1. Understanding Exposure Timing and Unit Mix
Identifying exposure of both current and potential units is critical in limiting the impact of vacancy loss. Exposed units can be defined as those which are currently vacant or have tenants which have given no intent to renew. Potential exposure represents that at a given time in the future — let’s say 90 days — X amount of units will be vacant and will not generate revenue.
Exposure risk can be spread across the year by varying lease lengths, but the reality is that leasing teams won’t truly know if a unit will sit vacant until the 90-day renewal notice is sent. Not good. Let’s look at what you can do about that.
Pro Tip: Tired of aggregating spreadsheets and importing numbers from different sources? With Knock Insights you have the flexibility to customize any report type, save the settings, and automatically distribute to anyone on your team at regular intervals — daily, weekly, or monthly.
2. Timing and Conversions Across Funnel
With an understanding of which units will be vacant and when — managers can focus on building the pipeline needed to fill those specific units. Understanding historical funnel performance will allow managers to proactively ramp up marketing spend to generate the necessary leads.

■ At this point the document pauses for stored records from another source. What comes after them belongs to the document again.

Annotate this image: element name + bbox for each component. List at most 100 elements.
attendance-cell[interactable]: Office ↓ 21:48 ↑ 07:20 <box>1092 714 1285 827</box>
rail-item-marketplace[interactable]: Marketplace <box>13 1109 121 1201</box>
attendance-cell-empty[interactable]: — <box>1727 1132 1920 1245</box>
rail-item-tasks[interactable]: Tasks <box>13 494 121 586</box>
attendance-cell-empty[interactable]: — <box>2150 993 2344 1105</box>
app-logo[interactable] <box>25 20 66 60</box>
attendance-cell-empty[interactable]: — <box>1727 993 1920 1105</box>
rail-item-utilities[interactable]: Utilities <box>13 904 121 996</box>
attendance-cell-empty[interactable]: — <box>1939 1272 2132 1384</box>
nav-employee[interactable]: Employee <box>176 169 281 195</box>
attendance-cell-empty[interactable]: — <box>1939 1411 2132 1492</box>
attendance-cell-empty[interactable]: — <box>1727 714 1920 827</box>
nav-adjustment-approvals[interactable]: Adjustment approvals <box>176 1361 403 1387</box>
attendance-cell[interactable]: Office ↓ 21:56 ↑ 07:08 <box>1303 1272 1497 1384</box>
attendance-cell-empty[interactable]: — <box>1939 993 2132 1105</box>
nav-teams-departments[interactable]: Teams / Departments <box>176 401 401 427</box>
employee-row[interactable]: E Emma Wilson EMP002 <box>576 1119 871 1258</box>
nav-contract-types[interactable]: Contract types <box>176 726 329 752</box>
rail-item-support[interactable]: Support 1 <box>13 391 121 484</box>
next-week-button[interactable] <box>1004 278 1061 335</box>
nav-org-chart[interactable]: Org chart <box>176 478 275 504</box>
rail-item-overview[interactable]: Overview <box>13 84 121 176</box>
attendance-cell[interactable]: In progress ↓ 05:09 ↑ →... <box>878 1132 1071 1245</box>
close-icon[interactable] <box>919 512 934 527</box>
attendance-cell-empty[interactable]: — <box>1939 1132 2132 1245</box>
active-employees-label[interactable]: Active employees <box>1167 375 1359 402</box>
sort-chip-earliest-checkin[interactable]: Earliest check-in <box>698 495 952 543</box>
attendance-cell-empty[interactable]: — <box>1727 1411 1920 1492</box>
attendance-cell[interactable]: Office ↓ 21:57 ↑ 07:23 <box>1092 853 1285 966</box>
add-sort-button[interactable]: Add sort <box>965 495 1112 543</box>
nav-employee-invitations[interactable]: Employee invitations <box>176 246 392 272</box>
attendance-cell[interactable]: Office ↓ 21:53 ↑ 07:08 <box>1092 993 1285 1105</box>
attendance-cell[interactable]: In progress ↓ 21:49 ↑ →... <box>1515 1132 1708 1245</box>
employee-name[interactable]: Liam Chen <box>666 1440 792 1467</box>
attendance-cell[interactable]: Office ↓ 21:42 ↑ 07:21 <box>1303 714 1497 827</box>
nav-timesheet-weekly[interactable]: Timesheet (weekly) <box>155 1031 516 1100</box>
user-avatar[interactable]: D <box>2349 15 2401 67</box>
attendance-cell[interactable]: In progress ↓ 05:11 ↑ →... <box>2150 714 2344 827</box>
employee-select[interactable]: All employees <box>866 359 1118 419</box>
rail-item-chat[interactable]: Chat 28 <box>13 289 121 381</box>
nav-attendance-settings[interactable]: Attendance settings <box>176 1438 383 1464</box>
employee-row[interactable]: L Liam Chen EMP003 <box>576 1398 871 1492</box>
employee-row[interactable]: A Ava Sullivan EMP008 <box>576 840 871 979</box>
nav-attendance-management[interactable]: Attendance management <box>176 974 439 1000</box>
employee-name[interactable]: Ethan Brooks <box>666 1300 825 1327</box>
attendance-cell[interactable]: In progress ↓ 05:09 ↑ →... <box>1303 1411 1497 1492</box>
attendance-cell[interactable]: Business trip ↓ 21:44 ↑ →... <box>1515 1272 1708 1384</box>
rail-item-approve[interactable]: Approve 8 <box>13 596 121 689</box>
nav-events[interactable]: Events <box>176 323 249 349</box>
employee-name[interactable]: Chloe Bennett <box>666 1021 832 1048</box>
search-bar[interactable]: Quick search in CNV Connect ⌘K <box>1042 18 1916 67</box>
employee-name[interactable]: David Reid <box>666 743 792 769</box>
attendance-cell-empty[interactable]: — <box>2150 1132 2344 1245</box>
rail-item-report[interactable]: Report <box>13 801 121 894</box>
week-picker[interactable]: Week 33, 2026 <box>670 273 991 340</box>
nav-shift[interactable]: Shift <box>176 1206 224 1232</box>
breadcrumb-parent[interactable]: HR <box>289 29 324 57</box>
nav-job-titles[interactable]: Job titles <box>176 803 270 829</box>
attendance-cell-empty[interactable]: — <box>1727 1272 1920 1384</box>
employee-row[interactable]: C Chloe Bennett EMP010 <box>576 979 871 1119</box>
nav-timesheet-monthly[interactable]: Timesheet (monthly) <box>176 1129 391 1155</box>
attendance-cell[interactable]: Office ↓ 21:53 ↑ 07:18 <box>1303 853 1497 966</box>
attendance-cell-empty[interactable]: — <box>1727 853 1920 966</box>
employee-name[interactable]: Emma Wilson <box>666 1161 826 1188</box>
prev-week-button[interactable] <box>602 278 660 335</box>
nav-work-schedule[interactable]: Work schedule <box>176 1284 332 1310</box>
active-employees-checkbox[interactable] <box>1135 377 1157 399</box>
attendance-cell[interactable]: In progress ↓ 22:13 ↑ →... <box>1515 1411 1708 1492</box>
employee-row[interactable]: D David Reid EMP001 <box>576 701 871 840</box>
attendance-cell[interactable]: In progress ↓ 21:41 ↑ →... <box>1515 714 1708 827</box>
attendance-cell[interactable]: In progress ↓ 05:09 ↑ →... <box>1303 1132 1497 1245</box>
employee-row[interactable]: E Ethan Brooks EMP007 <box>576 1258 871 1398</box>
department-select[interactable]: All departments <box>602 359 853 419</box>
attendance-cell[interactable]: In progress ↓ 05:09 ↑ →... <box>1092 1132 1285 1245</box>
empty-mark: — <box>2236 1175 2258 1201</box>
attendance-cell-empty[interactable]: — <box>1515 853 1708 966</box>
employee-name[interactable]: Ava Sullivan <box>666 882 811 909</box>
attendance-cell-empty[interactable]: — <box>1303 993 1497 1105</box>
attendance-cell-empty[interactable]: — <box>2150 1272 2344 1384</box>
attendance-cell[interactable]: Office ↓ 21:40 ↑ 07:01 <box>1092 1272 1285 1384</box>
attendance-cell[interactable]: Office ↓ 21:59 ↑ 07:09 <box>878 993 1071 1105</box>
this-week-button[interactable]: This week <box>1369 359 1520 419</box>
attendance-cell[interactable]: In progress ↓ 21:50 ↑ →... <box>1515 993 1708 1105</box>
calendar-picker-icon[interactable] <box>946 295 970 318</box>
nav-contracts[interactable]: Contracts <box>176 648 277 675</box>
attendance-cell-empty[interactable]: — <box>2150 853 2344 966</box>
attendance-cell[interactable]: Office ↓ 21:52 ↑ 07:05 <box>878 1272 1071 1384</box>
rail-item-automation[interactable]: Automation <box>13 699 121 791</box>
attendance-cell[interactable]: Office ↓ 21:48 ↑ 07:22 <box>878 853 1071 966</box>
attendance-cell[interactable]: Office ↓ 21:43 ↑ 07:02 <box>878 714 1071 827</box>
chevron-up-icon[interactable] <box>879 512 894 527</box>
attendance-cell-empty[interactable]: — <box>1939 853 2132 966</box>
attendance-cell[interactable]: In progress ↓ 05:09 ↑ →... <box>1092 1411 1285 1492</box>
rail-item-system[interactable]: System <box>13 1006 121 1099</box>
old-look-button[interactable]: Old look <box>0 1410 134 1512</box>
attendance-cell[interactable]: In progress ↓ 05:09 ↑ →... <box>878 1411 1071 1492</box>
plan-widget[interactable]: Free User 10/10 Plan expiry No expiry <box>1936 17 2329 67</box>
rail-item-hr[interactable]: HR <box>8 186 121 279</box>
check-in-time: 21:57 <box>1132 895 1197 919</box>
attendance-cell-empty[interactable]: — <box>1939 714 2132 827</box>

Leasing an apartment is a high-touch sales cycle and lead-to-lease conversion performance can vary widely across communities. So when should marketing begin? Lead-to-lease conversion timing benchmarks across the portfolio is a good place to start, but you need to drill down into the community and unit-specific performance to uncover any adjustments that need to be made. For instance, if a community’s average lead-to-lease conversion is 30 days, but 1-bedroom units facing South take 60 days, the marketing for those units should begin sooner to accommodate for the longer sales cycle.
3. Spend Performance
Envision this scenario: Unit X will be vacant starting February 1st and it has a typical conversion time of 30 days — how much do you spend to market this unit? The Answer: More simple than you would think! 🙂
Establishing cost-per-lease and cost-per-lead benchmarks are helpful tools to use when determining what to spend to fill vacant units – and a successful CRM should provide full transparency into this information. Cost-per-lease benchmarks multiplied by total available units establish a good estimate of the marketing budget needed to fill units. This budget can be further optimized by utilizing cost-per-lead benchmarks to evaluate the performance of each marketing channel. Simply increase investment in channels driving leads at a cost lower than your average and decrease investment in channels that are more expensive to lower the overall cost-per-lead.
The modern PMC should be capable of creating dynamic and reactionary sales and marketing strategies informed by funnel performance and unit availability reports. Portfolio and community benchmarks are great places to start, but understanding the unit mix, typical performance of those units, and which marketing channels can most efficiently supply quality leads to fill vacancies will allow property managers to optimize marketing spend and minimize the impact of vacancy loss across their portfolio.